I can't help but put a 100x in front of this:

"But with [most] mental health plans, you have like 10 sessions.
"I would spend five of those really trying to overexplain my culture and its nuances, and then five trying to get to the root of the problem, but I had such complex trauma that it was impossible to have some sort of realisation." [Source: ABC Everyday]

And Stan Grant was also speaking to my lived experience when he said this:

"As necessary and as urgent and as righteous as these claims are, and this movement is, there have been so many women's voices who have not been listened to for a long time," Grant said.

"And ... when it becomes a white middle-class issue, when it is in private schools, when it is in Parliament House, when it is in the press gallery, we take notice.

"But when Aboriginal women who have been suffering domestic violence at rates 40 times higher than the rest of the population, 10 times more likely to die as a result of that violence, when I have seen Aboriginal women marching and protesting and calling for support for generations, I did not see the same women outside Parliament House.

"When poor women, when migrant women, when refugee women have suffered these things, I did not see the same media attention.

"Poor women do not end up on television programs, they are not on Q+A, there are a lot of voices that are not listened to here and while this is a movement and a moment we need to reflect on our own blindness and biases."

"What a shame it is that a nation reveals what it is by what it cares about.
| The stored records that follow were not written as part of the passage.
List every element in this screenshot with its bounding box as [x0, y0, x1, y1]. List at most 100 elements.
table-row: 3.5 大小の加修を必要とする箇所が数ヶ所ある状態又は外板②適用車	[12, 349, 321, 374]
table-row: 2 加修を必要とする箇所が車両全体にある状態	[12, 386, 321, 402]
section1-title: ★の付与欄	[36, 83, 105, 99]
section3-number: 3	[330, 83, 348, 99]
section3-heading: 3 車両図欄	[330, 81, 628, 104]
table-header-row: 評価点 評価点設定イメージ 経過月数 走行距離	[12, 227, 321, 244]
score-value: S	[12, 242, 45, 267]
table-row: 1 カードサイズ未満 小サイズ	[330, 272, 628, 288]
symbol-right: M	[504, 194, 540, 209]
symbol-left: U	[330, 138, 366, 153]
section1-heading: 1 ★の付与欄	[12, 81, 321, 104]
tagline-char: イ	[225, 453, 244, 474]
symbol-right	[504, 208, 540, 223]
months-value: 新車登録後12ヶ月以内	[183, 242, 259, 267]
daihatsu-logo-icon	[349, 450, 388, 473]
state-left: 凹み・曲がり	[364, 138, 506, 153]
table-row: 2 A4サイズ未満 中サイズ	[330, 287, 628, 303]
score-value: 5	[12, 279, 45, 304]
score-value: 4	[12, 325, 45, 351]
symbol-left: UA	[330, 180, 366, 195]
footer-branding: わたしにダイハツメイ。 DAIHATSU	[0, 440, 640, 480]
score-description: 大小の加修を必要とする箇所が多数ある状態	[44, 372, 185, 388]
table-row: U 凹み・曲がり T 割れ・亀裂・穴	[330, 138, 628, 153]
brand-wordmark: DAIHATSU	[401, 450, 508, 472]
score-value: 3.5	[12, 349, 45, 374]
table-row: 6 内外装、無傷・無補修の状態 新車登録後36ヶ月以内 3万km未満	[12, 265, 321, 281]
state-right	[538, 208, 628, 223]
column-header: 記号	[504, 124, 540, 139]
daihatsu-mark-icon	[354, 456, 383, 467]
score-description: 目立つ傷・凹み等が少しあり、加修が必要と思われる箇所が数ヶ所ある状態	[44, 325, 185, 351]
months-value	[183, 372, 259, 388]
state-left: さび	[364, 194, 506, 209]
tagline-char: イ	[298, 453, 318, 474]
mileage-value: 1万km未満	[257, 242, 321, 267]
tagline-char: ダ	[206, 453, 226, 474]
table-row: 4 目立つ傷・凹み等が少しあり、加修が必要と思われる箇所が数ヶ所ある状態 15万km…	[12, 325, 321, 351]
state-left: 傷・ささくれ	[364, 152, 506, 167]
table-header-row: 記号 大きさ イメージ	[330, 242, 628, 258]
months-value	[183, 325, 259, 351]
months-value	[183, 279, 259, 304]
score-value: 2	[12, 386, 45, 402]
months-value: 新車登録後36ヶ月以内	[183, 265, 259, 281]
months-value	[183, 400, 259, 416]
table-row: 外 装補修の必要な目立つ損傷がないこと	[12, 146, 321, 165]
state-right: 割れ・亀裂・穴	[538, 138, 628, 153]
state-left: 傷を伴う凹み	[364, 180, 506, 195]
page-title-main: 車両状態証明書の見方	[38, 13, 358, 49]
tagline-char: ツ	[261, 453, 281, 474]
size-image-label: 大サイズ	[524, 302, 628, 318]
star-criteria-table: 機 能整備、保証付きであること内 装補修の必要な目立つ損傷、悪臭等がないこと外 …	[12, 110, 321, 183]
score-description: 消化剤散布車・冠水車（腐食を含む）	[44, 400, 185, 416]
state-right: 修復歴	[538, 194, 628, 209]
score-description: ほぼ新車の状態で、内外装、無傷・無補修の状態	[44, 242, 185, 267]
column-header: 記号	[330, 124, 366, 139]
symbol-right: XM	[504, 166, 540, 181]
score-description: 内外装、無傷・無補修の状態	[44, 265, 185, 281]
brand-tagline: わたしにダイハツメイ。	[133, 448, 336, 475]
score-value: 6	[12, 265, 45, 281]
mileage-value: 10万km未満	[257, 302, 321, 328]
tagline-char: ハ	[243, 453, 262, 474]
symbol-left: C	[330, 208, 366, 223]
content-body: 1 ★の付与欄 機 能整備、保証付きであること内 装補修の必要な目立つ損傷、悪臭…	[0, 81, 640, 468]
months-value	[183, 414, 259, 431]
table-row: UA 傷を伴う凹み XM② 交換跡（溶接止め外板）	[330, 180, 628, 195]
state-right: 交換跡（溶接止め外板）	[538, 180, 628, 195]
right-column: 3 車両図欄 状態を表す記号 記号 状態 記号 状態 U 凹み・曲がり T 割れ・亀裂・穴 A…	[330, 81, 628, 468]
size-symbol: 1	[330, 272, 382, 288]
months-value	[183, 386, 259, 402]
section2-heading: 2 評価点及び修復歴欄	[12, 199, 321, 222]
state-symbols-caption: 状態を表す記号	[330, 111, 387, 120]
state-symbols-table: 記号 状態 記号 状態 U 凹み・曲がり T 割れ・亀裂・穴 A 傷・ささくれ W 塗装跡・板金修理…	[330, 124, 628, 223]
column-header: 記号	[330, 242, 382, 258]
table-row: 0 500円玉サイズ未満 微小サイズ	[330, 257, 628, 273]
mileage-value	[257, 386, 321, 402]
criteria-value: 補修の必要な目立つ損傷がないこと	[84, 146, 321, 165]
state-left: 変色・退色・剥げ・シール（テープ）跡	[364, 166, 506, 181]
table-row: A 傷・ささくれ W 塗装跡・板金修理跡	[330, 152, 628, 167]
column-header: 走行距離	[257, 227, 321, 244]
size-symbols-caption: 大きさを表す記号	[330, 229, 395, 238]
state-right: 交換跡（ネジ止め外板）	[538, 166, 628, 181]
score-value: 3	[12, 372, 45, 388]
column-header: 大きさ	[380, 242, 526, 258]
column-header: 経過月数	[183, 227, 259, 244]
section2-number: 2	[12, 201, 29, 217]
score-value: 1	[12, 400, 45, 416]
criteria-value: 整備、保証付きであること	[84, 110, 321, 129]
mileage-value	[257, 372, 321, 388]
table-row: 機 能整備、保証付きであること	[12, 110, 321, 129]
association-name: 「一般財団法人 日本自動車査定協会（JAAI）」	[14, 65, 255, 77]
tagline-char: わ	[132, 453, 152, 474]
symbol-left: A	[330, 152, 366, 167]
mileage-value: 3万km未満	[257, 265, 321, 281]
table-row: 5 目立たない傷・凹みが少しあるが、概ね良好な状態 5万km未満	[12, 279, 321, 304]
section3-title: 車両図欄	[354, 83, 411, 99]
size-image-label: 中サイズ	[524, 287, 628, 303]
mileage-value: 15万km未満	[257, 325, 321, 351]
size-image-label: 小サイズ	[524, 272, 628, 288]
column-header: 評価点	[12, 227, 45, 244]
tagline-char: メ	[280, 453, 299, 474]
And what a shame it is that it has to happen in white middle-class society for people to suddenly say there is a massive problem here." [Source: ABC]

and this:

This week has also reminded us that it is people of colour who will have to shoulder the greatest burden to deliver even incremental shifts in racism.

We didn't invent it. It is not our problem to fix, explain or educate. It is as though black people must convince white people of our very humanity.

I am reminded of what the black writer and psychologist, Frantz Fanon, said: "I am not a potentiality of something; I am fully what I am." [Source: ABC]

And nor is gendered violence our invention.

In the meantime, fortunately, I have found an organisation called inTouch through an SBS article, and they help women from culturally and linguistically diverse backgrounds.

Edit: they just turn out to be a referral service and they linked me back to the rest of the broken system.